Cambridge was chosen in the second wave as a GDE and, despite delays to funds being released, has now received its first tranche of funding. The main clinical aim is to be a HIMSS stage 7 hospital, and the key themes are about sharing data, high quality care, and ensure systems are safe, Chaudhry tells me.

Each GDE has to select a fast follower, and provide a blueprint for that trust to help them with their digital ambitions and IT procurements.

Cambridge has not yet chosen its fast followers, but the trust has been in conversations with the three other English trusts that have selected Epic as a preferred supplier: University College London Hospitals NHS Foundation Trust, Great Ormond Street Hospital for Children NHS Foundation Trust and Royal Devon and Exeter NHS Foundation Trust.

While mainly happy with the fast follower initiative, Chaudhry says he has concerns with the notion of Cambridge “doing due diligence on another NHS institution”.

Potential to be “absolutely outstanding”

I end my trip with a visit to the noisy intensive care unit (ICU), where patients are hooked up to ventilators and an orchestra of beeps provides the working soundtrack for clinicians in green scrubs.

In the ICU an enormous amount of data is produced continuously and Andrew Johnston, consultant anaesthetist, tells me how the team has to assimilate the data to treat patients who are severely unwell.

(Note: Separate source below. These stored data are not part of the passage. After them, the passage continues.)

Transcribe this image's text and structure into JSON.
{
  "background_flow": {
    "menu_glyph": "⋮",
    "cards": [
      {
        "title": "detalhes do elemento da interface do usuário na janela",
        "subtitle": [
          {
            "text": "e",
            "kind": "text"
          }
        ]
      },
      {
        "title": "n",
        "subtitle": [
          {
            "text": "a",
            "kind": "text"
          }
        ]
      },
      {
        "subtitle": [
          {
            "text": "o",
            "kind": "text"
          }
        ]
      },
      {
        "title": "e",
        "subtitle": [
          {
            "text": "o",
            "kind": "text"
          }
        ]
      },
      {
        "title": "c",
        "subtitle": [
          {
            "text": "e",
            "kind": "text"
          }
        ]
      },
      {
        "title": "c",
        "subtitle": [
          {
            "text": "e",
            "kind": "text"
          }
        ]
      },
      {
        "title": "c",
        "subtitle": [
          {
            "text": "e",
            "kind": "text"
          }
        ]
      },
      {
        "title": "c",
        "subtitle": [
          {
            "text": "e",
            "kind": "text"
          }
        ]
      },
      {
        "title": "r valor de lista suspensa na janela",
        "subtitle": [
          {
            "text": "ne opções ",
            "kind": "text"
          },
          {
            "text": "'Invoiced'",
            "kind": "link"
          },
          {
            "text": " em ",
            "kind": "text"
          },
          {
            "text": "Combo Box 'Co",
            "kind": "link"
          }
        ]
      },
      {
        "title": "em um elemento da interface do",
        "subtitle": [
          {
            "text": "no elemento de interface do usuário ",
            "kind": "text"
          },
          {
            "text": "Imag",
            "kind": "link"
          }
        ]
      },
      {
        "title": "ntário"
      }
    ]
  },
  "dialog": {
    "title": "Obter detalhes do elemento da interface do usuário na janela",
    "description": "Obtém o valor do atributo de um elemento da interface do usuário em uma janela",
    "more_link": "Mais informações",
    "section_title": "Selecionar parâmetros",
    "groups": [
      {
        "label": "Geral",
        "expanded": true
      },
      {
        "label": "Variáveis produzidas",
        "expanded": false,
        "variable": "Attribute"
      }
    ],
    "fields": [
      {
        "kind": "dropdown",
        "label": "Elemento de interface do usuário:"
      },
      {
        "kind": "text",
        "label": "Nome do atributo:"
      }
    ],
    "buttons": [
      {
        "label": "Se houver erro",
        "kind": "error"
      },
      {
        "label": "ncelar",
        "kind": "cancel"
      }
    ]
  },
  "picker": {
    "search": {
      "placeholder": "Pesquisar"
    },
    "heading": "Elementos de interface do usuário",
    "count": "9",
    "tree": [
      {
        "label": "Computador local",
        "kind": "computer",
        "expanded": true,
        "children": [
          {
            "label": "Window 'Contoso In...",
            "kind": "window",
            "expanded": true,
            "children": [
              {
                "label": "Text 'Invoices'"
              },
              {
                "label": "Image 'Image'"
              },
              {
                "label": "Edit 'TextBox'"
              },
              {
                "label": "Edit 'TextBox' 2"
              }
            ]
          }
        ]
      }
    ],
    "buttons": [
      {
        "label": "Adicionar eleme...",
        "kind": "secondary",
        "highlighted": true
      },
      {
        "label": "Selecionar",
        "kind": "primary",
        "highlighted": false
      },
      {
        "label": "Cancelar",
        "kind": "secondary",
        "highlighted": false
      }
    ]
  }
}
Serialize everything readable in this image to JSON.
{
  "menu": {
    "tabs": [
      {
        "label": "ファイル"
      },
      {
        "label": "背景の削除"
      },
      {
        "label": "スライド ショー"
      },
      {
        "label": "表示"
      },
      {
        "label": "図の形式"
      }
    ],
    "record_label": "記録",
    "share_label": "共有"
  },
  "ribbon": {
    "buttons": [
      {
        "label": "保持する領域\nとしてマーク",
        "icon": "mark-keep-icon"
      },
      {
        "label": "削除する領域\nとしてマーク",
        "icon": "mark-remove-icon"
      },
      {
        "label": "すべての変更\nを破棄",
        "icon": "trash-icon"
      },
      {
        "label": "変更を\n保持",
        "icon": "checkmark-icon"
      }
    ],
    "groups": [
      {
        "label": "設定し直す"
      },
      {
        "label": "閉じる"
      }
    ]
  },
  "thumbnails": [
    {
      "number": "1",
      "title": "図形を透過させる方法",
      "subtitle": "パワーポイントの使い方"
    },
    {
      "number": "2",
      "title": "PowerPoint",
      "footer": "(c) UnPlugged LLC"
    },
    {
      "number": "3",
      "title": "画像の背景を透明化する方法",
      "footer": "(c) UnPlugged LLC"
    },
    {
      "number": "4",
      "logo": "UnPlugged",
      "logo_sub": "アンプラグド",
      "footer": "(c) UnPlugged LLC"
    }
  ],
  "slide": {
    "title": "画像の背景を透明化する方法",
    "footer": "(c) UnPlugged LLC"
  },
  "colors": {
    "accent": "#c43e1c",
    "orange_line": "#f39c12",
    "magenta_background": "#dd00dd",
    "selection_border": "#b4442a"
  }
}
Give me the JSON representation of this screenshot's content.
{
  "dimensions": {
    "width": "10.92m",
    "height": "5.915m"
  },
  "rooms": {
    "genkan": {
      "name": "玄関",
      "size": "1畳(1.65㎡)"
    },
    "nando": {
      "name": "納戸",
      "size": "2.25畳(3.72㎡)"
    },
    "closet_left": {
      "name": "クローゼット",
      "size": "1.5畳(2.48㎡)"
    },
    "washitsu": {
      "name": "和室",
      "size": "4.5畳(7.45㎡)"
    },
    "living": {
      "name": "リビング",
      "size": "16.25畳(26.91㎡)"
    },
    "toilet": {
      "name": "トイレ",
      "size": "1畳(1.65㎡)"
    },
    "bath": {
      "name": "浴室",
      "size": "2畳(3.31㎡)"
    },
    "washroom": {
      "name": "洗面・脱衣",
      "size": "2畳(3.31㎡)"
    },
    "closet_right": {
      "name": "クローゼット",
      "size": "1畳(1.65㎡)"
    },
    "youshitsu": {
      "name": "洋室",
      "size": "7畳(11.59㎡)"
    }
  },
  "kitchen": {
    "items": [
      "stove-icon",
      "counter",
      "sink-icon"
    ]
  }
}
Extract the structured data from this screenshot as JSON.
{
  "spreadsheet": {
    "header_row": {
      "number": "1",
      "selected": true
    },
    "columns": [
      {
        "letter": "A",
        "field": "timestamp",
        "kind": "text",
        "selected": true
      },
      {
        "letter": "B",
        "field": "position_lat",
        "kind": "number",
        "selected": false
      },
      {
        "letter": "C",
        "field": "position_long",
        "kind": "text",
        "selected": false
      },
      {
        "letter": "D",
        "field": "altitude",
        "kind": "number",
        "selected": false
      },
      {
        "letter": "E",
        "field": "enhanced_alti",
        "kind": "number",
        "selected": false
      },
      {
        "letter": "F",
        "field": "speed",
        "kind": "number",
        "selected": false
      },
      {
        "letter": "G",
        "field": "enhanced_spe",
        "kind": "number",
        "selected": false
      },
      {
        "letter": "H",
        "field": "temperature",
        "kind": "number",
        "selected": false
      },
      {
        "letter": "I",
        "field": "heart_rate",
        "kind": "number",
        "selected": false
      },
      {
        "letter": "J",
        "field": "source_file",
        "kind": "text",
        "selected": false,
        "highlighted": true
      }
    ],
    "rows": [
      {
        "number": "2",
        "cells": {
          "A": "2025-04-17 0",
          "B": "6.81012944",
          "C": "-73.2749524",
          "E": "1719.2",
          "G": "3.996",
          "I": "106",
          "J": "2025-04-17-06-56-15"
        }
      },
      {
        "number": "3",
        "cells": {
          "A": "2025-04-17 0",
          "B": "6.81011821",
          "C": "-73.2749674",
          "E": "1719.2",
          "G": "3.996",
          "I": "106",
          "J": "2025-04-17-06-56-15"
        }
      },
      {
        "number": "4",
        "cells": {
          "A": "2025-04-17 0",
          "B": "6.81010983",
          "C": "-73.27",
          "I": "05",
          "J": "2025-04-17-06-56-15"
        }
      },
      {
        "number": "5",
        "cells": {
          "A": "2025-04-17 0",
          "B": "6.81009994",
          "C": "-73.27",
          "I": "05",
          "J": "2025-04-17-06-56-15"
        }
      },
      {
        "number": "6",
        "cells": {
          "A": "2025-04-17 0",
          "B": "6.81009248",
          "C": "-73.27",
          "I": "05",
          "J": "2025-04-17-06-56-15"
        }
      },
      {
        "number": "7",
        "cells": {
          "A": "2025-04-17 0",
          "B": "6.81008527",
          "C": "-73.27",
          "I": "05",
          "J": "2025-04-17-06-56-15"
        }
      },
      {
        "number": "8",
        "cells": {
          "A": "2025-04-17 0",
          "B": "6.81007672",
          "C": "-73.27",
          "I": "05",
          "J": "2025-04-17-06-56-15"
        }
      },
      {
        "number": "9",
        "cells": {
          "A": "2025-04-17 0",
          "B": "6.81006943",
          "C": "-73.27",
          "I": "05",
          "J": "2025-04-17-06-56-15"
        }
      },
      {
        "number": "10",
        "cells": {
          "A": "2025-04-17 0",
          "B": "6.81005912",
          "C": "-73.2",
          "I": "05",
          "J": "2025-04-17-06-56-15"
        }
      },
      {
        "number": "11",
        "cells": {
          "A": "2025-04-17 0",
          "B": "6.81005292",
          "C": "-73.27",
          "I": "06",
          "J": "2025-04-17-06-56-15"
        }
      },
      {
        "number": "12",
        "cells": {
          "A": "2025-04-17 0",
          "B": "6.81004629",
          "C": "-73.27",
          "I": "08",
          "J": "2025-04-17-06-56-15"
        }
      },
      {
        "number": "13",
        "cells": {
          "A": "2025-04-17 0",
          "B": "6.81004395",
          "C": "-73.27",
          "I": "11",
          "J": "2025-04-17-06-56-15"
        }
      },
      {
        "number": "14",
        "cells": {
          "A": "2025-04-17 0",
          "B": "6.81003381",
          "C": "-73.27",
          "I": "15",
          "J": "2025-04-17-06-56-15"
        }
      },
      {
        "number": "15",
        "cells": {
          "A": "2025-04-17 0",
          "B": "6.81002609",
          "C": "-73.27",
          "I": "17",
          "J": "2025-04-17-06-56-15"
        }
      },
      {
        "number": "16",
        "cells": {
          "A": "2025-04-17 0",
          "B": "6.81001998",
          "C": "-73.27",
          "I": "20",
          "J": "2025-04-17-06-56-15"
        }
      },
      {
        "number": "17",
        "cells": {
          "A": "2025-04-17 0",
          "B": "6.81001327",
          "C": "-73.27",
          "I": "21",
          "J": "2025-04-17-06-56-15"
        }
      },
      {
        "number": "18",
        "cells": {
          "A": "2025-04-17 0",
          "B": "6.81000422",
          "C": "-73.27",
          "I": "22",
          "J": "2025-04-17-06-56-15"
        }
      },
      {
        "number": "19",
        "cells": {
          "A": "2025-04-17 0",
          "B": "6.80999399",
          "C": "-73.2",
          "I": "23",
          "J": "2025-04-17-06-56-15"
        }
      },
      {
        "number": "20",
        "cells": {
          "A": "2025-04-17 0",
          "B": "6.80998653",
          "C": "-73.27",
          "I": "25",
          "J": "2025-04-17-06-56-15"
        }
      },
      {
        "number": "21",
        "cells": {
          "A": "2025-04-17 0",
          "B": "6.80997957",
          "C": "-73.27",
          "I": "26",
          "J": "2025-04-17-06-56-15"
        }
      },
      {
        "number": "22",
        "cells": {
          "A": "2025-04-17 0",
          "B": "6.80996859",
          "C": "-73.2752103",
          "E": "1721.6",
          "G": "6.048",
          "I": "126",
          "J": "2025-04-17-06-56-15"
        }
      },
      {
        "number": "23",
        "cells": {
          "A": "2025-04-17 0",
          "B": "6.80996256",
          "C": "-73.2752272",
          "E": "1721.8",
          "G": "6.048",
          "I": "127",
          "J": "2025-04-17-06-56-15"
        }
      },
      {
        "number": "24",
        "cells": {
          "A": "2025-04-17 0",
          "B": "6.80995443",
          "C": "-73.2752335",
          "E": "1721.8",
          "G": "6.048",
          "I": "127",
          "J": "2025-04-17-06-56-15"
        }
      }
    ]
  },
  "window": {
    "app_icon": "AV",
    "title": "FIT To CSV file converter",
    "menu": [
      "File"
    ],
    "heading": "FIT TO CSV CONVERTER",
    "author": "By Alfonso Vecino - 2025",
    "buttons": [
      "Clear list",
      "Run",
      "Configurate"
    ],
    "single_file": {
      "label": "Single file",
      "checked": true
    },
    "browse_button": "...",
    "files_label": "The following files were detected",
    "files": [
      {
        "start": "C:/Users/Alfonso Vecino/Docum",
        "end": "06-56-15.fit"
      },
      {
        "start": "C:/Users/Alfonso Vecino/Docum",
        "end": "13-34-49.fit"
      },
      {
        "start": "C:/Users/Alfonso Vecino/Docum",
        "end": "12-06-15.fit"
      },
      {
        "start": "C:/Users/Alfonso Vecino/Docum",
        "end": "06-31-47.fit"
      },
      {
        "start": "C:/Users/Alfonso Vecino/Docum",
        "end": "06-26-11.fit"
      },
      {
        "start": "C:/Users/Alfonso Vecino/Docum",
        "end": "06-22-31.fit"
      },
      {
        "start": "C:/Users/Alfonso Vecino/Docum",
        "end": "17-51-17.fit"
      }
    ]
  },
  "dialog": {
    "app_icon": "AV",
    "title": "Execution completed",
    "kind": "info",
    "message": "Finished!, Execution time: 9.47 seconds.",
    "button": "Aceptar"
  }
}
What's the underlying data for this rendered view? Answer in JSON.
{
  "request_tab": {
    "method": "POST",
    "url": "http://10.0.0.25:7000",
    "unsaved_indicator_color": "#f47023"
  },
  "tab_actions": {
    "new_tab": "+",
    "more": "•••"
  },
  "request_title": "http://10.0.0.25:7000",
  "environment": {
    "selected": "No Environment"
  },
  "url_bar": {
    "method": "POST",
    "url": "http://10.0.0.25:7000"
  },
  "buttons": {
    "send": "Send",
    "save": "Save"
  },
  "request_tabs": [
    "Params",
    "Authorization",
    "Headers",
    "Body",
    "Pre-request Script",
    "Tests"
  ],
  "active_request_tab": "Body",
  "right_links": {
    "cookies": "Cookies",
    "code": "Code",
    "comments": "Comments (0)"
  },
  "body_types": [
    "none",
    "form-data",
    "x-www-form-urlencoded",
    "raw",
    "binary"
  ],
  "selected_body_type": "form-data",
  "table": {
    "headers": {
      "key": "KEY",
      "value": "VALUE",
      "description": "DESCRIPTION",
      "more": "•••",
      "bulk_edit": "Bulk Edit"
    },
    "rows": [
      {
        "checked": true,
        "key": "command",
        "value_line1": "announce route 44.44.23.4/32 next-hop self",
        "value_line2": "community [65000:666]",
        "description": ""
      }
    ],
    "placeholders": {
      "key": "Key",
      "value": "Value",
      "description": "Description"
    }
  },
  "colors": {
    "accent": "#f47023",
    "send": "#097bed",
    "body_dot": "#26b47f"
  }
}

Epic, with all the information in one place, is described as “completely invaluable”. By having the test results, charts, consultant notes, Johnston says the impact on patients has been huge.

“In terms of patient safety and the care we give the patients, it’s made an enormous difference, especially in critical care which is such a data-rich environment. It really has helped a lot.”

The Epic deployment, and staff’s relationship to it, has been on quite a rollercoaster since the go-live. But there now seems to be a confidence that the trajectory will only be upwards from here on out.

As Johnston says: “It was not necessarily perfect when it came in, but it’s a lot more perfect now and has the ability to be an absolutely outstanding system over the coming years.”